There are 4 girls and 7 boys. How many ways can we select a team of 5, such that at least 3 members are girls?

One way to solve this is to consider the cases when there are exactly 3 girls and exactly 4 girls in the team.
So, when there are exactly 3 girls, # of ways = C(4,3)*C(7,2)= 4*21 = 84
And when there are exactly 4 girls, # of ways= C(4,4)*C(7,1)= 1*7 = 7
And no we just add them up, so total # of ways to select a team with at least 3 girls = 84+7 = 91

Simple enough...... but

Suppose I take it this way: There need to be at least 3 girls in the team. These three girls can be selected in C(4,3) = 4 ways.
Now, we have 2 vacancies in the team, and 8 people (7 boys + the girl left out) who can fill it. So we can select these 2 team members in C(8,2)= 28 ways.
Thus the total number of ways to select a team should be 4*28 = 112

What's going wrong??

I've tried a few more questions like this, and the solutions given by these two methods never match up.... What gives?

2. Originally Posted by Arcturus
There are 4 girls and 7 boys. How many ways can we select a team of 5, such that at least 3 members are girls?

One way to solve this is to consider the cases when there are exactly 3 girls and exactly 4 girls in the team.
So, when there are exactly 3 girls, # of ways = C(4,3)*C(7,2)= 4*21 = 84
And when there are exactly 4 girls, # of ways= C(4,4)*C(7,1)= 1*7 = 7
And no we just add them up, so total # of ways to select a team with at least 3 girls = 84+7 = 91
Suppose I take it this way: There need to be at least 3 girls in the team. These three girls can be selected in C(4,3) = 4 ways.
Now, we have 2 vacancies in the team, and 8 people (7 boys + the girl left out) who can fill it. So we can select these 2 team members in C(8,2)= 28 ways.
Thus the total number of ways to select a team should be 4*28 = 112
What's going wrong??
I've tried a few more questions like this, and the solutions given by these two methods never match up.... What gives?
They can never match! In the second way you have counted the same girl several times.

Say the girls are {A,B,C,D}, the boys {P,Q,R....}.
According to your second method we can pick {A,C,D}$\displaystyle \cup${B,Q} one time.
The next selection could be {A,B,C}$\displaystyle \cup${D,Q}.
There is two different ways to select the same team counting it twice.

3. Originally Posted by Plato
They can never match! In the second way you have counted the same girl several times.

Say the girls are {A,B,C,D}, the boys {P,Q,R....}.
According to your second method we can pick {A,C,D}$\displaystyle \cup${B,Q} one time.
The next selection could be {A,B,C}$\displaystyle \cup${D,Q}.
There is two different ways to select the same team counting it twice.
@Arcturus - When I started with this subject, I faced the exact problem mentioned by you. And, even today it keeps coming back as I try little more complicated problems.

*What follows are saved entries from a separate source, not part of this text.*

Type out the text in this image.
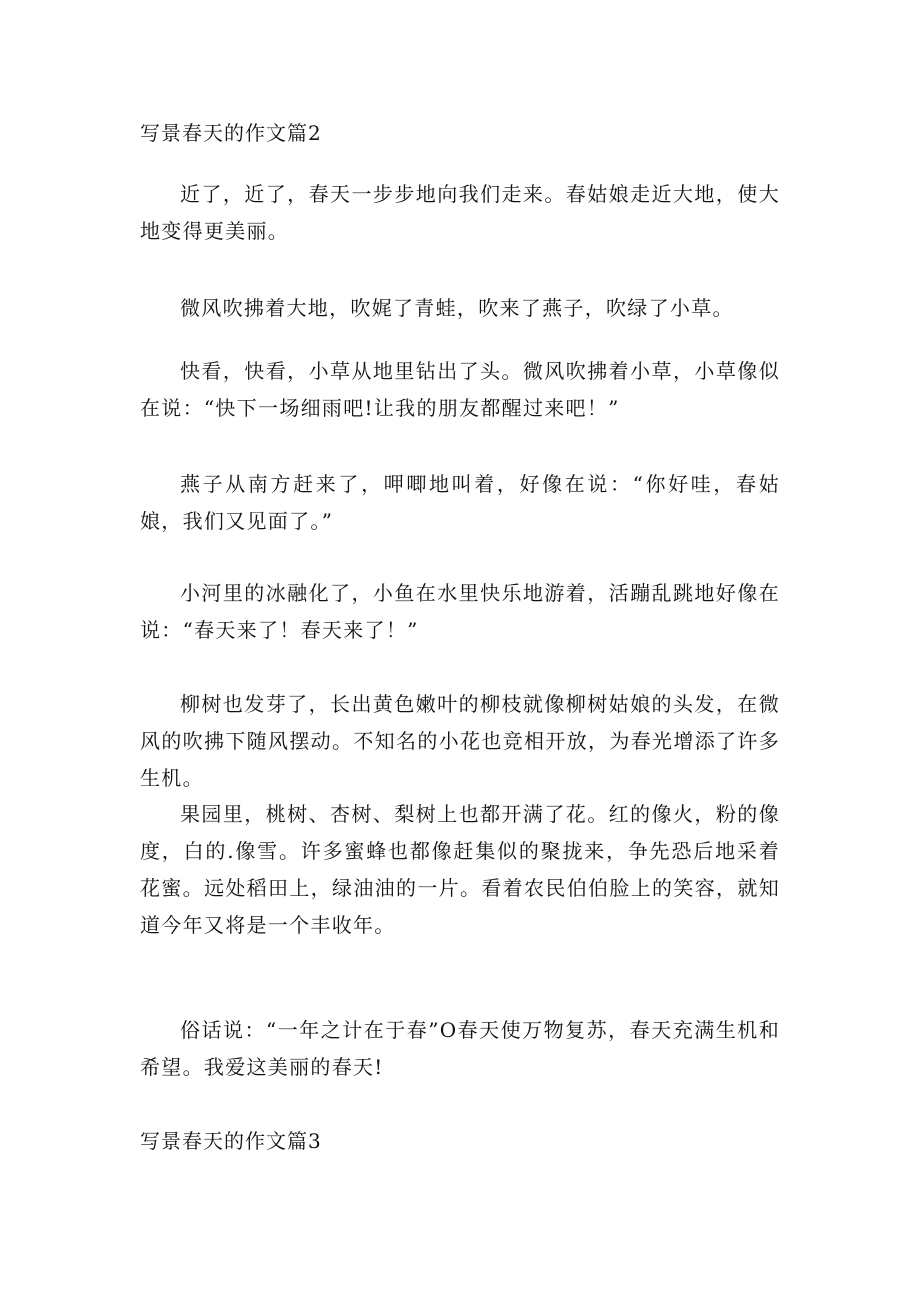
写景春天的作文篇2

近了，近了，春天一步步地向我们走来。春姑娘走近大地，使大地变得更美丽。

微风吹拂着大地，吹娓了青蛙，吹来了燕子，吹绿了小草。

快看，快看，小草从地里钻出了头。微风吹拂着小草，小草像似在说：“快下一场细雨吧!让我的朋友都醒过来吧！”

燕子从南方赶来了，呷唧地叫着，好像在说：“你好哇，春姑娘，我们又见面了。”

小河里的冰融化了，小鱼在水里快乐地游着，活蹦乱跳地好像在说：“春天来了！春天来了！”

柳树也发芽了，长出黄色嫩叶的柳枝就像柳树姑娘的头发，在微风的吹拂下随风摆动。不知名的小花也竞相开放，为春光增添了许多生机。

果园里，桃树、杏树、梨树上也都开满了花。红的像火，粉的像度，白的.像雪。许多蜜蜂也都像赶集似的聚拢来，争先恐后地采着花蜜。远处稻田上，绿油油的一片。看着农民伯伯脸上的笑容，就知道今年又将是一个丰收年。

俗话说：“一年之计在于春”O春天使万物复苏，春天充满生机和希望。我爱这美丽的春天!

写景春天的作文篇3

One thing that worked for me, and might help you as well is follows -
Try to establish that the actual outputs in the questions have a one-one onto mapping with the counting logic you are using.

As Plato demonstrated in your argment this was not applicable.

The above approach also helps a lot in honing your skills at coming up with counting arguments. This really helped me, so thought will share with you.

4. Originally Posted by Plato
They can never match! In the second way you have counted the same girl several times.

Say the girls are {A,B,C,D}, the boys {P,Q,R....}.
According to your second method we can pick {A,C,D}$\displaystyle \cup${B,Q} one time.
The next selection could be {A,B,C}$\displaystyle \cup${D,Q}.
There is two different ways to select the same team counting it twice.
Thanks a lot! That really clears things up.

5. Originally Posted by aman_cc
@Arcturus - When I started with this subject, I faced the exact problem mentioned by you. And, even today it keeps coming back as I try little more complicated problems.

One thing that worked for me, and might help you as well is follows -
Try to establish that the actual outputs in the questions have a one-one onto mapping with the counting logic you are using.

As Plato demonstrated in your argment this was not applicable.

The above approach also helps a lot in honing your skills at coming up with counting arguments. This really helped me, so thought will share with you.
Thanks for the advice, I'll keep that in mind.